In humans, CMV causes intrauterine infections associated with life-long, severe sequelae in 0.2–2.6% of all babies [34
]. Part of the current understanding of MCMV and HCMV biology is that IL-10 plays a role in the establishment of life-long persistent infections in their respective hosts [16
]. Surprisingly, in our explant model MCMV down-regulated IL-10 expression and secretion in GWAT explants while increasing pro-inflammatory cytokines (TNFα and IL-6). Interleukin-10 expression peaked three days post-infection in vitro, while others have reported that in vivo, murine serum IL-10 peaked on day five post-infection during MCMV infections [17
]. Murine CMV was able to infect GWAT explants in culture. In vivo, MCMV can infect different depots of both white [26
] and brown [27
] adipose tissue depending on the route of infection, including epidydimal adipose tissue, the male homologue of GWAT in female mice [28
]. B-cell number was drastically reduced in MCMV-infected GWAT cultures. While, partly, MCMV could cause cell death during the course of its replicative cycle, the number of Bregs (IL-10 producing B-cells) was reduced further due to infection. Whether MCMV could preferentially infect these cells or whether it simply down-regulates the expression of IL-10 was not determined in this study and it deserves special attention in the future. In MCMV infected white adipose tissue, MCMV-specific CD8 T-cells can infiltrate the tissue and cause inflammation measurable long after infection as recently shown by Contreras et al. [28
]. In their study, the specific role of B-cells within the SVF was not assessed, but their data, similar to ours, suggests that MCMV benefits from debilitating the anti-inflammatory role of WAT.
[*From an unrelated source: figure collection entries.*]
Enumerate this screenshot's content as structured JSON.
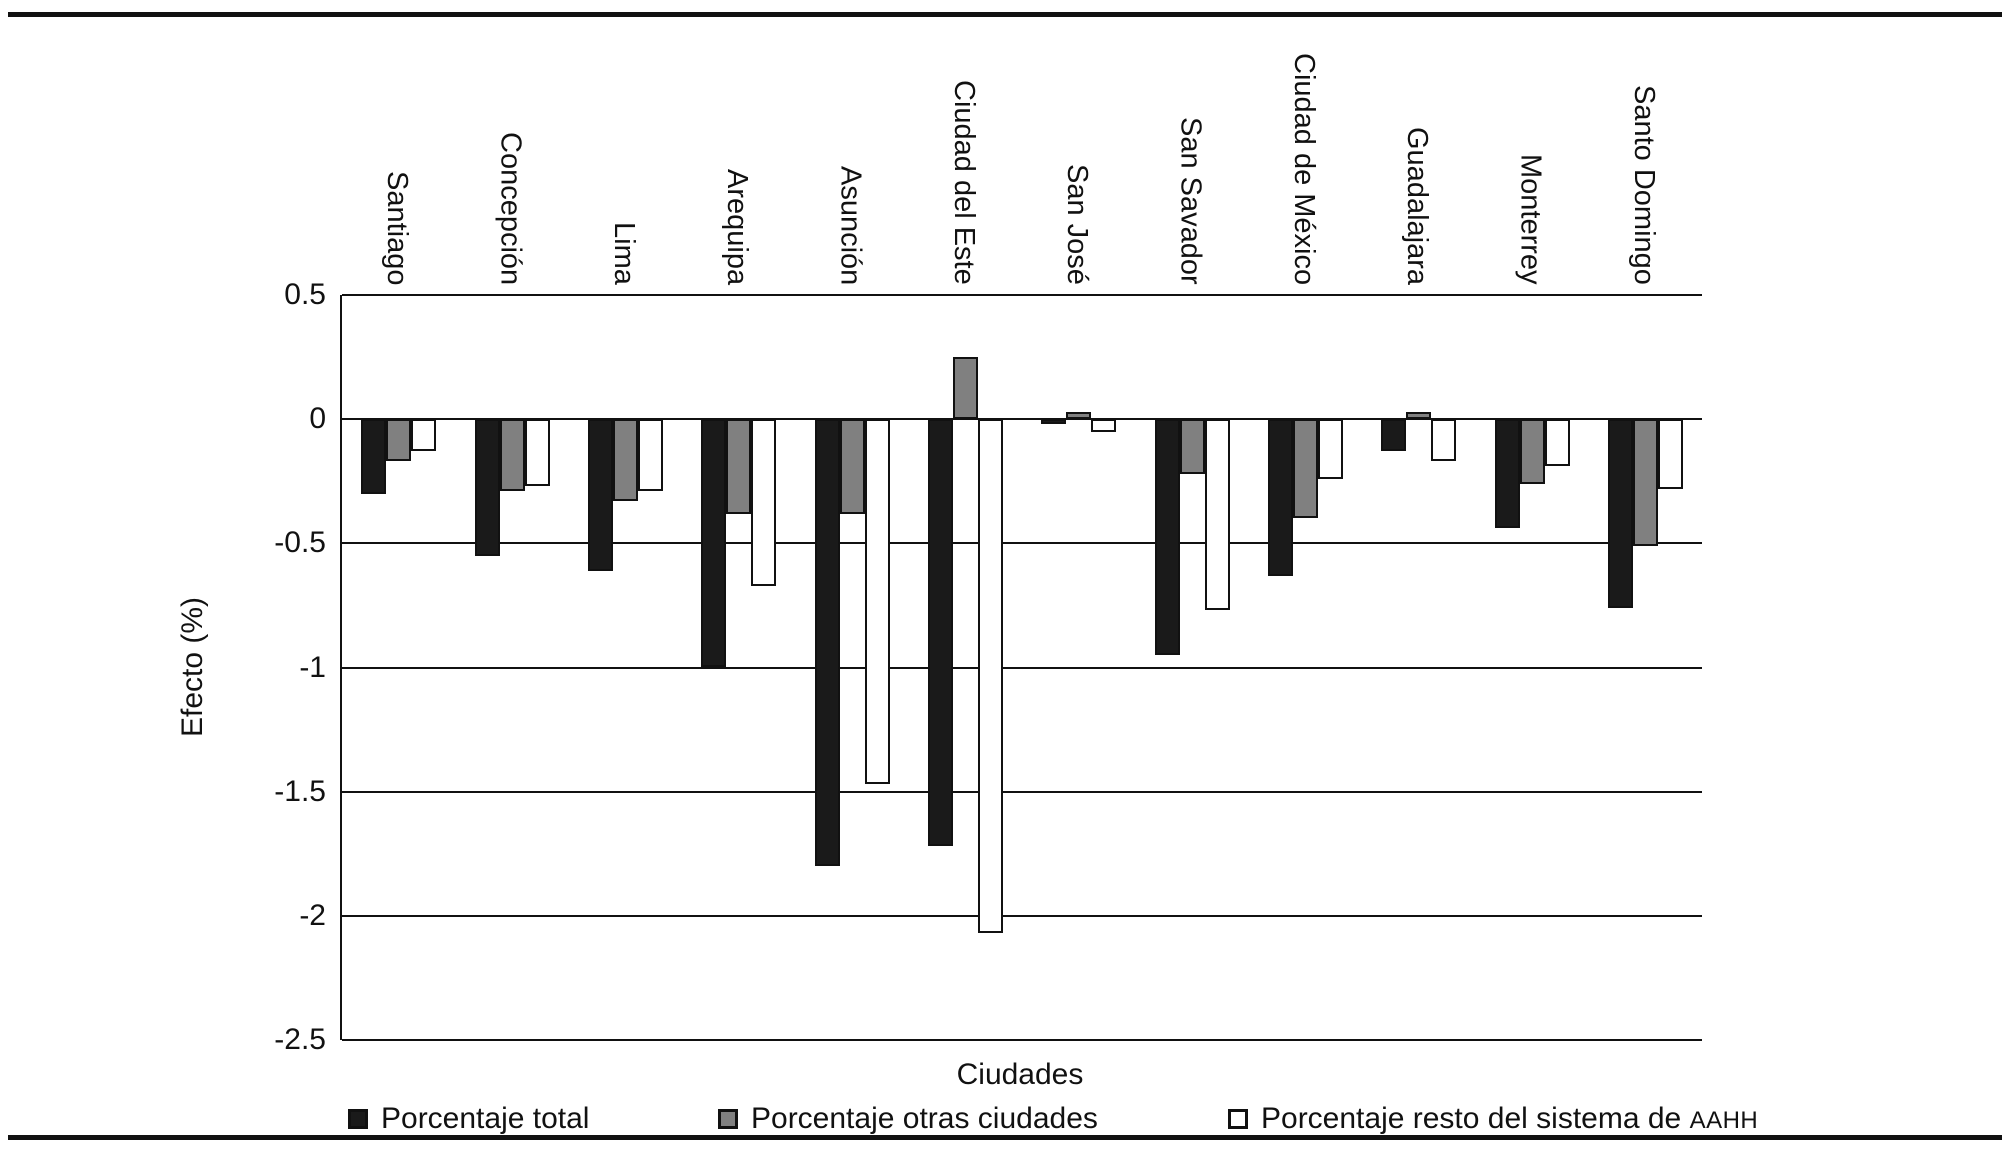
{
  "chart_data": {
    "type": "bar",
    "title": "",
    "xlabel": "Ciudades",
    "ylabel": "Efecto (%)",
    "ylim": [
      -2.5,
      0.5
    ],
    "grid": true,
    "legend_position": "bottom",
    "yticks": [
      {
        "label": "0.5",
        "value": 0.5
      },
      {
        "label": "0",
        "value": 0
      },
      {
        "label": "-0.5",
        "value": -0.5
      },
      {
        "label": "-1",
        "value": -1
      },
      {
        "label": "-1.5",
        "value": -1.5
      },
      {
        "label": "-2",
        "value": -2
      },
      {
        "label": "-2.5",
        "value": -2.5
      }
    ],
    "categories": [
      "Santiago",
      "Concepción",
      "Lima",
      "Arequipa",
      "Asunción",
      "Ciudad del Este",
      "San José",
      "San Savador",
      "Ciudad de México",
      "Guadalajara",
      "Monterrey",
      "Santo Domingo"
    ],
    "series": [
      {
        "name": "Porcentaje total",
        "color": "#1a1a1a",
        "values": [
          -0.3,
          -0.55,
          -0.61,
          -1.0,
          -1.8,
          -1.72,
          -0.02,
          -0.95,
          -0.63,
          -0.13,
          -0.44,
          -0.76
        ]
      },
      {
        "name": "Porcentaje otras ciudades",
        "color": "#808080",
        "values": [
          -0.17,
          -0.29,
          -0.33,
          -0.38,
          -0.38,
          0.25,
          0.03,
          -0.22,
          -0.4,
          0.03,
          -0.26,
          -0.51
        ]
      },
      {
        "name": "Porcentaje resto del sistema de AAHH",
        "color": "#ffffff",
        "values": [
          -0.13,
          -0.27,
          -0.29,
          -0.67,
          -1.47,
          -2.07,
          -0.05,
          -0.77,
          -0.24,
          -0.17,
          -0.19,
          -0.28
        ]
      }
    ],
    "legend": [
      {
        "label": "Porcentaje total",
        "label_small": "",
        "swatch": "#1a1a1a"
      },
      {
        "label": "Porcentaje otras ciudades",
        "label_small": "",
        "swatch": "#808080"
      },
      {
        "label": "Porcentaje resto del sistema de ",
        "label_small": "AAHH",
        "swatch": "#ffffff"
      }
    ]
  }
}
In summary, this study highlights that WAT and in particular GWAT depots are an abundant source of IL-10 and IL-21 in the context of a viral infection. Moreover, WAT-resident B-cells are likely to play an important role regulating how much IL-10 is produced when exposed to viral PAMPs or whole virus particles. Murine CMV may have repressed the ability of GWAT to produce and release IL-10, highlighting the importance of future studies to investigate the interaction between WAT depots and other tissues during viral infections with MCMV and other viruses.